Digital art by Katherine
“Malcolm’s book is not really much concerned with Sylvia Plath, and not at all with her poetry. It is deeply concerned with the nastiness of biography, and with interviewing, and the impossibility of objectivity. There is a good deal of knockabout stuff, like the statement that biography is ‘the medium through which the remaining secrets of the famous dead are taken from them and dumped out in full view of the world’. The biographer is a burglar, rifling through drawers, driven by voyeurism and busybodyism, and seeking stolen goods. Biographer and reader, each as despicable as the other, tiptoe down corridors together, ‘to stand in front of the bedroom door and try to peep through the keyhole’. Sometimes they do; but then again, not always. Biography may concern itself with the shape of a life, with its human, historical and cultural context. It may wish to do justice to one who has not yet received it. It may uncover aspects of history that have been overlooked, or examine the interaction between the events of a life and the work produced.

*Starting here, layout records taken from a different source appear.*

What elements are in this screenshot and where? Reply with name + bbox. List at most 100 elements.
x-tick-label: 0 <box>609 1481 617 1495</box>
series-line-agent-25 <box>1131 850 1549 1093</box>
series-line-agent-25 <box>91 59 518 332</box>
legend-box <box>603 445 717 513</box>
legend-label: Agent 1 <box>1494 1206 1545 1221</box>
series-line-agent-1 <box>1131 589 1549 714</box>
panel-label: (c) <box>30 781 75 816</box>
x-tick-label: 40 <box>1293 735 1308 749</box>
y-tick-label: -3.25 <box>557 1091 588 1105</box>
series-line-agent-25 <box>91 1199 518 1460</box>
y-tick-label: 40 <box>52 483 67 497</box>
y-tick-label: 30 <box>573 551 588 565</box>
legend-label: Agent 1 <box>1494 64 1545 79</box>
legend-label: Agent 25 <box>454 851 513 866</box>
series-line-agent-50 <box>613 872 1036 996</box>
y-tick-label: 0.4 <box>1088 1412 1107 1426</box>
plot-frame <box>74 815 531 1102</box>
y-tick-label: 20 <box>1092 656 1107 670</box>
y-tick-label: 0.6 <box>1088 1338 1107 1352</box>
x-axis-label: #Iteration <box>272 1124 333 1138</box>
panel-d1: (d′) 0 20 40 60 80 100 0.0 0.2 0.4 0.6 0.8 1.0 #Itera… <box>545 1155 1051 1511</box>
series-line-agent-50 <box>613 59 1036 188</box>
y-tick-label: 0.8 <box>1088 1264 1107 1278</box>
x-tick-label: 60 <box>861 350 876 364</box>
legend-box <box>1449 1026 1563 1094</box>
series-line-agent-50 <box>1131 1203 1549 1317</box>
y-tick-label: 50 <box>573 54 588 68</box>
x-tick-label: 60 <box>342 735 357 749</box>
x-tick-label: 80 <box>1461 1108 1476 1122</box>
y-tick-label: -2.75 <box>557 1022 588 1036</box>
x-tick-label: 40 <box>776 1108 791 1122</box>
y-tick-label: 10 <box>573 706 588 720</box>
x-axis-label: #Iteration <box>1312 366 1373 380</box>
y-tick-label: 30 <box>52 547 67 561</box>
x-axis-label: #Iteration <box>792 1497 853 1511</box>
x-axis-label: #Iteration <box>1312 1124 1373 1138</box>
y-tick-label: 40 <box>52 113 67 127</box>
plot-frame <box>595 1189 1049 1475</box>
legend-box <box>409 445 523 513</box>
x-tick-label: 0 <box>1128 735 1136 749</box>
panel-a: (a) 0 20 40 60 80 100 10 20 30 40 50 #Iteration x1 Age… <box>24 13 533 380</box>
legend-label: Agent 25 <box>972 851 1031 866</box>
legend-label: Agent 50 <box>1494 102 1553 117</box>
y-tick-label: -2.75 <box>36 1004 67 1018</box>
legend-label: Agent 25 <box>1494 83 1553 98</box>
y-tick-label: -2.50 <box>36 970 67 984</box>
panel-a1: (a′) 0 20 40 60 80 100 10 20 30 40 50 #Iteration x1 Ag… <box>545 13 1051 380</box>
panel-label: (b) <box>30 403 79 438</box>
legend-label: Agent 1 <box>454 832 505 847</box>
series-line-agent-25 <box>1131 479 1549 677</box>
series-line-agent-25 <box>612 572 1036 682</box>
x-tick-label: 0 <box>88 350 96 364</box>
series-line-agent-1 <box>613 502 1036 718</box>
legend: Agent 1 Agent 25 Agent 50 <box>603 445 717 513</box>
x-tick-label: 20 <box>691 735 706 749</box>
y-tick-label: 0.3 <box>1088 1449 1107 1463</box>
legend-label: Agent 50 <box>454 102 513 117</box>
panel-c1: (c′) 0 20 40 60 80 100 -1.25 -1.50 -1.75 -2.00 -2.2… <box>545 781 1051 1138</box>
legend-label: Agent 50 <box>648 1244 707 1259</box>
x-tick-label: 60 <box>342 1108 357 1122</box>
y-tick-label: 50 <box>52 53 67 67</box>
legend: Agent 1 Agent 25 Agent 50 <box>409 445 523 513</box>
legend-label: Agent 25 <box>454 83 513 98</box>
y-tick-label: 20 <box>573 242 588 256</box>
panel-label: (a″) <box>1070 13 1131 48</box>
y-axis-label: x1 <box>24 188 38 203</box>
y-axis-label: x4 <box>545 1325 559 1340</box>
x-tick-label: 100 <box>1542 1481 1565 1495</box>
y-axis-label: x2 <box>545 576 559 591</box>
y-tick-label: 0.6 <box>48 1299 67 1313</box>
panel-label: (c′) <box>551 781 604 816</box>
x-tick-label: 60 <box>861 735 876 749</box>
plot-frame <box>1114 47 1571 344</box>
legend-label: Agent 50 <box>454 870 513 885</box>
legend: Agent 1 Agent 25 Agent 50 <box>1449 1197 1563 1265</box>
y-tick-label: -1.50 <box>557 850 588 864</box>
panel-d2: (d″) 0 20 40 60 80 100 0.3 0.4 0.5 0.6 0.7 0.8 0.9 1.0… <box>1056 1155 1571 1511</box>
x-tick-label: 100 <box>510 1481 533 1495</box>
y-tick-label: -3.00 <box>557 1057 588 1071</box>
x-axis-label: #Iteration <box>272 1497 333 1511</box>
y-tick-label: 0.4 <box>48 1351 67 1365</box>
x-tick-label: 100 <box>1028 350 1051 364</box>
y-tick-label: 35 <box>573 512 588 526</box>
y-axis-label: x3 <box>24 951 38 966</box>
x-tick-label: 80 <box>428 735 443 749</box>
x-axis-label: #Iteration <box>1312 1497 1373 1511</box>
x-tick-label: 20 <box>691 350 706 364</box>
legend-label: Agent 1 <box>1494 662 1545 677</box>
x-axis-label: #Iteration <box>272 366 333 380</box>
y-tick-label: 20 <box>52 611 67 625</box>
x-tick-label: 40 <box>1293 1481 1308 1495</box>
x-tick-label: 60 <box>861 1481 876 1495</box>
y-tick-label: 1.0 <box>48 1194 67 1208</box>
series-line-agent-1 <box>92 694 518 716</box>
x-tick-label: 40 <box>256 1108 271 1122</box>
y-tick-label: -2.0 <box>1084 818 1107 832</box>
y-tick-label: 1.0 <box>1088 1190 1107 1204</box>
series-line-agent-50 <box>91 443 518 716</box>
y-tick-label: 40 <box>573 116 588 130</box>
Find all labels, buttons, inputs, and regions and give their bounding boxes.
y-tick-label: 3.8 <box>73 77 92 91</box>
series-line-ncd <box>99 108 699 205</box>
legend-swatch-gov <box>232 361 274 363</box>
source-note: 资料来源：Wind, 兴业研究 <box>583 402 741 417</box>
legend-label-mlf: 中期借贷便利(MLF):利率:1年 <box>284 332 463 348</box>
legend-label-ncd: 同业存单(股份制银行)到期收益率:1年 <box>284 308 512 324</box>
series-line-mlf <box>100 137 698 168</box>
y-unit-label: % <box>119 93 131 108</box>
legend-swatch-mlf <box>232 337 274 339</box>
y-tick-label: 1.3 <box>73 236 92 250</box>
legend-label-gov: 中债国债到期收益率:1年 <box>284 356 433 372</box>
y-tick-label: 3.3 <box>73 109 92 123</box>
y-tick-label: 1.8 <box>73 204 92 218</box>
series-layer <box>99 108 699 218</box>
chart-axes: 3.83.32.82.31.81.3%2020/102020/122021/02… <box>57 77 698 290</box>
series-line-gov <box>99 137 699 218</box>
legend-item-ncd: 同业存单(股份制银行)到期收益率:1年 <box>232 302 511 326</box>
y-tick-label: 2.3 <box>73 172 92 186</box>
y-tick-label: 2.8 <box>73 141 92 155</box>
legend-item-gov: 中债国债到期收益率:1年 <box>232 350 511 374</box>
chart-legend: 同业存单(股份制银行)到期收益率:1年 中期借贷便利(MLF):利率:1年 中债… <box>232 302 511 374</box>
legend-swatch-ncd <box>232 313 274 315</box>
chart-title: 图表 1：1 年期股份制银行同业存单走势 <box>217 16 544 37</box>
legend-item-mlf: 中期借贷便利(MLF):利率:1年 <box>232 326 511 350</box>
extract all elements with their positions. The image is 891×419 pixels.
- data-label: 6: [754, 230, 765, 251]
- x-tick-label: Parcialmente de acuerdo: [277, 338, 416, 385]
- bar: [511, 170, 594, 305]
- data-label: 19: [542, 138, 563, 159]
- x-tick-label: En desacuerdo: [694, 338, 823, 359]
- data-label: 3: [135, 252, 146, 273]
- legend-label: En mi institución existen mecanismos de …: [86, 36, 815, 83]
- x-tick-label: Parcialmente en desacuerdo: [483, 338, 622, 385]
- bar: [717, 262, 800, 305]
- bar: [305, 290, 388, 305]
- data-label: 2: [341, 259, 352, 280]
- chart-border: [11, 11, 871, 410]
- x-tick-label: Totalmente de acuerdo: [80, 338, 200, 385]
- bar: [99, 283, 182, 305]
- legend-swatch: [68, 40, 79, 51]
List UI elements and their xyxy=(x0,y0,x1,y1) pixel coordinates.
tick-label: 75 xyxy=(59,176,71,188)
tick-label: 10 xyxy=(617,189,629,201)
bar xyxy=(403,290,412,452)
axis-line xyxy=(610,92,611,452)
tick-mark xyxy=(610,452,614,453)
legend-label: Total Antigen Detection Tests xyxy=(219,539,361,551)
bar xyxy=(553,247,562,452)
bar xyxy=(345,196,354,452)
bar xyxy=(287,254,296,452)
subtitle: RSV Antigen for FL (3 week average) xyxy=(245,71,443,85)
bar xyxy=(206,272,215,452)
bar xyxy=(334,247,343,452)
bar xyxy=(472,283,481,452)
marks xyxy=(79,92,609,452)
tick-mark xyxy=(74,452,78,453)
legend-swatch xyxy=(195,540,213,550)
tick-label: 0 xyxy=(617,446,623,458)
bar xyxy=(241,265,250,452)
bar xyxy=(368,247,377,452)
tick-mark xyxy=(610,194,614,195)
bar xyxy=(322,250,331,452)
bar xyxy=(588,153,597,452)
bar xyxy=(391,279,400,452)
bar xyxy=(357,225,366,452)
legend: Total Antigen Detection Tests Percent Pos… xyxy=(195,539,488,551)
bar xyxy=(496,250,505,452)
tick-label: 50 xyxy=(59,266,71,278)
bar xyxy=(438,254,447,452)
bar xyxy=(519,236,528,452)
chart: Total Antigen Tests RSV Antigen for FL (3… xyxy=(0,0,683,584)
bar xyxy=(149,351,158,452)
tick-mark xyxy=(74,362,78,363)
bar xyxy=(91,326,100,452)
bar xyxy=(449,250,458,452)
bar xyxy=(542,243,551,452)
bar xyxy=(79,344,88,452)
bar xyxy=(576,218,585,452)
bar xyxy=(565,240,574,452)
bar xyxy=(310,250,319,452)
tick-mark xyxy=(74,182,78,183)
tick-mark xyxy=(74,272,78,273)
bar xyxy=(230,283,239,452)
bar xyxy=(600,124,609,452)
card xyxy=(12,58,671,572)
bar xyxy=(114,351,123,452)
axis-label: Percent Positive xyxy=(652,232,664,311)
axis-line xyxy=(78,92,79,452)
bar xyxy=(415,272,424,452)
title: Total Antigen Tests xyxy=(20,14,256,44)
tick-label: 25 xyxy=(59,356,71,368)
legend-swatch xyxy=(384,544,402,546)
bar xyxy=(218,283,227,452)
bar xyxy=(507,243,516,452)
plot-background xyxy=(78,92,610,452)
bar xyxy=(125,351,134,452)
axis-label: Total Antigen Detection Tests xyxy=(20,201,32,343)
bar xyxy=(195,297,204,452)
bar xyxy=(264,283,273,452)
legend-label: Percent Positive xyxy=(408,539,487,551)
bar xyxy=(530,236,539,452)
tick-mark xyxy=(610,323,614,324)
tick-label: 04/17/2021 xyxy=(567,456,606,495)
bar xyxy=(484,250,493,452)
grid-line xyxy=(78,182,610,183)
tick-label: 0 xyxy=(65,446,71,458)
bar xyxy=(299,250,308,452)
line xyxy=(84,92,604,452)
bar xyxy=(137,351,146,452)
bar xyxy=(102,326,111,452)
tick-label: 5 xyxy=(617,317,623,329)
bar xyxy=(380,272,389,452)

And sexual secrets may legitimately be discussed: how could Andrew Hodge’s superb life of Alan Turing have been written without considering Turing’s homosexuality? You don’t have to be the slobbering voyeur Malcolm loves to conjure up to think that a complete portrait of a human being is better than a partial one.
Another of Malcolm’s fixed ideas is that the 1950s were a particularly low and dishonest period. Journalists love to fix labels on decades, but it is a lazy device. We are told that Plath formed part of an ‘uneasy, shifty-eyed generation’, always keeping up a pretence about something; and that she looked a thoroughly ‘vacuous girl of the Fifties, with dark lipstick and blonde hair’. There was also, it seems, a special breed of young men who flourished in ‘the Eisenhower Fifties’, ‘thin, nervous, little, moody, sickly’ young men, they were, but perversely attractive to women. Yes, I remember them well, but there are still some of them around in the Nineties; there are still shifty eyes, too, and people pretending, and even dark lipstick and blonde hair.
Sometimes Malcolm does hit the nail on the head. She is right when she says that the story of Plath is trapped for ever at the terrible raw moment of her suicide, whereas most people get through their marital storms into calmer waters. She is also honest in declaring that she has decided to take the Hugheses’ side against their critics, even though Ted Hughes refused to talk to her, and even though she puts in a stinging reference to how one ‘cannot help wondering about the emotions of the man for whom (Olwyn) is sacrificing herself, as he observes it from his cover’.”